Even though he trusted the man implicitly as friend and one he had both saved and reddened arms with, Cormac said no word about the identities of “Celthair” and “Ess.” True, their business was now his. But the telling of it, in Cormac’s personal code, was not. Later he knew that Dond had already shared with his wife news that Cormac would see to their son’s return, for she gave him a great hug and a cheek-kiss as they prepared to take leave.
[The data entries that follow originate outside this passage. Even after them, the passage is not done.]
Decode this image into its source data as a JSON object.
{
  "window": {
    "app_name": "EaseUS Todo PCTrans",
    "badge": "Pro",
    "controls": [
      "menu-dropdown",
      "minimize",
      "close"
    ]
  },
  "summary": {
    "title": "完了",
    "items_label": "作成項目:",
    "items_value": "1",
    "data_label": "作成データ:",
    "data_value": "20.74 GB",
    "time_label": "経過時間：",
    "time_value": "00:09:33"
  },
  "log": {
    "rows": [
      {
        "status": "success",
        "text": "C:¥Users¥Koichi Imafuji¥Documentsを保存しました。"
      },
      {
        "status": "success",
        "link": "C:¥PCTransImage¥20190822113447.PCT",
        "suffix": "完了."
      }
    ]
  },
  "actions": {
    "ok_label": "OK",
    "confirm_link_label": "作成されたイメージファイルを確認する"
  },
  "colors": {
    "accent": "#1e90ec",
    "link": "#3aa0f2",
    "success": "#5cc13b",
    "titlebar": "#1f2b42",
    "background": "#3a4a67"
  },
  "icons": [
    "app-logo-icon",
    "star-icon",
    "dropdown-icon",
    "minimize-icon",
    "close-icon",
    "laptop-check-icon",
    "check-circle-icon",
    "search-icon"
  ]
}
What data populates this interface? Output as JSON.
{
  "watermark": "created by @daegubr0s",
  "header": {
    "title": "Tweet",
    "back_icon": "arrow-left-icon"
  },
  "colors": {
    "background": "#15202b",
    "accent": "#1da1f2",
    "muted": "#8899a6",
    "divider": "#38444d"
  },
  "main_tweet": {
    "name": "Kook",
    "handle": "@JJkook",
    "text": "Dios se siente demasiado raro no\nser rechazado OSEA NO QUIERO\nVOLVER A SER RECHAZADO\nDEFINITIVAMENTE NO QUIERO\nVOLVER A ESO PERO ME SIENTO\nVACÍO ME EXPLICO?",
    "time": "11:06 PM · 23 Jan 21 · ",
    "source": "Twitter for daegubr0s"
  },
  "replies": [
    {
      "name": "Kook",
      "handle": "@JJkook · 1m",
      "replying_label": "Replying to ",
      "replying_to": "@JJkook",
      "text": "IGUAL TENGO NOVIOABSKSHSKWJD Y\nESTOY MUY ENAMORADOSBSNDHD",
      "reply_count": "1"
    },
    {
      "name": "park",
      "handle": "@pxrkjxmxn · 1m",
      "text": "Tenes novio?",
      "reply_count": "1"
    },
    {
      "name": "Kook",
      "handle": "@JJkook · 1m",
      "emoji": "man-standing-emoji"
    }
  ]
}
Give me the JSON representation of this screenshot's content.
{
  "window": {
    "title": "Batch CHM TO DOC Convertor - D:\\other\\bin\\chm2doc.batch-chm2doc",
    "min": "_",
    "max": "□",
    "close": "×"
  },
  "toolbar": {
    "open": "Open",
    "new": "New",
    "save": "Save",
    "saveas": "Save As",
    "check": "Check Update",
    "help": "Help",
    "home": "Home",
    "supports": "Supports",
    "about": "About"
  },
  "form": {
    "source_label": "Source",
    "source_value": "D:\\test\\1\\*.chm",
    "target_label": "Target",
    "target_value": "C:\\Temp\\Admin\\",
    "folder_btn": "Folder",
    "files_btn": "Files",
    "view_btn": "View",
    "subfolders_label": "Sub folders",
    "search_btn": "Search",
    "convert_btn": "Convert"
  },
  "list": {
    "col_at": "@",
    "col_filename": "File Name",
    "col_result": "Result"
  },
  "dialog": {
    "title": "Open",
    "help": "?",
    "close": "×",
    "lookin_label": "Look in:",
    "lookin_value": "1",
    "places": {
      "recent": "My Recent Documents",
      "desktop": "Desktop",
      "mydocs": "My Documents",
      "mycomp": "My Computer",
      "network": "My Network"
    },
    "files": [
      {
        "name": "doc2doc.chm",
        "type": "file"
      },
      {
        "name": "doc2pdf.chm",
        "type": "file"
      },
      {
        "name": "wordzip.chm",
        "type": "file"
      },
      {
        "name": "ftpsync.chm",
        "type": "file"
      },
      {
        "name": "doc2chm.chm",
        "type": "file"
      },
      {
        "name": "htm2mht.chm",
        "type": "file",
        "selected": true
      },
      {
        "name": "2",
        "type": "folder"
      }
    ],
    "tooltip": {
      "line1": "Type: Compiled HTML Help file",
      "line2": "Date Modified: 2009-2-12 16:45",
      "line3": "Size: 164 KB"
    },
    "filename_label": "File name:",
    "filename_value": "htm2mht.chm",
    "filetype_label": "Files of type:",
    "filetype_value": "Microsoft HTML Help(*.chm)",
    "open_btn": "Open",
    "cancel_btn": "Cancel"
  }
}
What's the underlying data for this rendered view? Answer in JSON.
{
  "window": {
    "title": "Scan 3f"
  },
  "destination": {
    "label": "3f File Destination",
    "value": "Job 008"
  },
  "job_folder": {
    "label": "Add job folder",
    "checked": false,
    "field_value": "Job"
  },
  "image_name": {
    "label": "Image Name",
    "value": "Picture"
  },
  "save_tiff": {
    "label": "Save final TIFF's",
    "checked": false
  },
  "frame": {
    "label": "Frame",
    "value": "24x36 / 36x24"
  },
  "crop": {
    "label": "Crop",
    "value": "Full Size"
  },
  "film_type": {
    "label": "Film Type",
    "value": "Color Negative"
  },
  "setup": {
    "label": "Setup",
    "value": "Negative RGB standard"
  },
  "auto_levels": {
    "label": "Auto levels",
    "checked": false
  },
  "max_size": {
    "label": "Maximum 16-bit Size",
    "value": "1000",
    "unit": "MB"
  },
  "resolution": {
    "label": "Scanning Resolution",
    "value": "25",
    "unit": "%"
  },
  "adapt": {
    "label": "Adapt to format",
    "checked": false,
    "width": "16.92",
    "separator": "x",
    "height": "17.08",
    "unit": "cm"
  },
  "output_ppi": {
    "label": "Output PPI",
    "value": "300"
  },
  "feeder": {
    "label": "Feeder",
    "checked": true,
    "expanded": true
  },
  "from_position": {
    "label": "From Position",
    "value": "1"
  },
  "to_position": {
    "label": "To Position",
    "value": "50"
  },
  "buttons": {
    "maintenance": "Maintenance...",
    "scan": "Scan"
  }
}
Nowhere approaching so fine as he thought he looked, Dondal was their guide, in his Pictish armour and girt with their weapons. Samaire had retained the tall boots she loved, though now a tunic of homespun covered them past her knees. Ceann and Cormac, too, wore clothing loomed and sewn by a fisherman’s wife. All three of them retained their broad long cloaks, into which Samaire had sewn secret pouches.
With the birds singing all about and the sun smiling as if happy with the thirteen savage bodies now nurturing its soil, the little quartet set out inland. Behind them danced and jabbered the two younger children of Dond and Lendabaer, until their brother paused to bid them return. With great respect, they showed him crestfallen faces but made no complaint. Back they went, with tears staining their cheeks. Dondal walked tall and Cormac was forced to slow the boy’s long stride.
Stiff-tipped, Samaire pointed out that they had enough wealth off the Vikings to buy horses sufficient to seat all Munster.
“This is peasant country, dairlin girl. It were best as we’ve agreed to make no bold display of our wealth. Horse or chariot would be the boldest. We continue afoot to Cashel.”
“I swear by the gods the great tribes of Leinster swore by before Padraigh,” Samaire/Ess muttered, “this walking will be the death of me, a good and strong woman who’s fought the good fight even as a man!”
“No one told you to wear boots that fit you but ill,” Cormac reminded her, and received a black look from beneath new-stained lashes.
Later in the day, when occasion arose, Dondal asked Cormac quietly-and nervously, with stammers and a licking of the lips that ill became a companion-at-arms, whether Ess Sun-tress was his woman.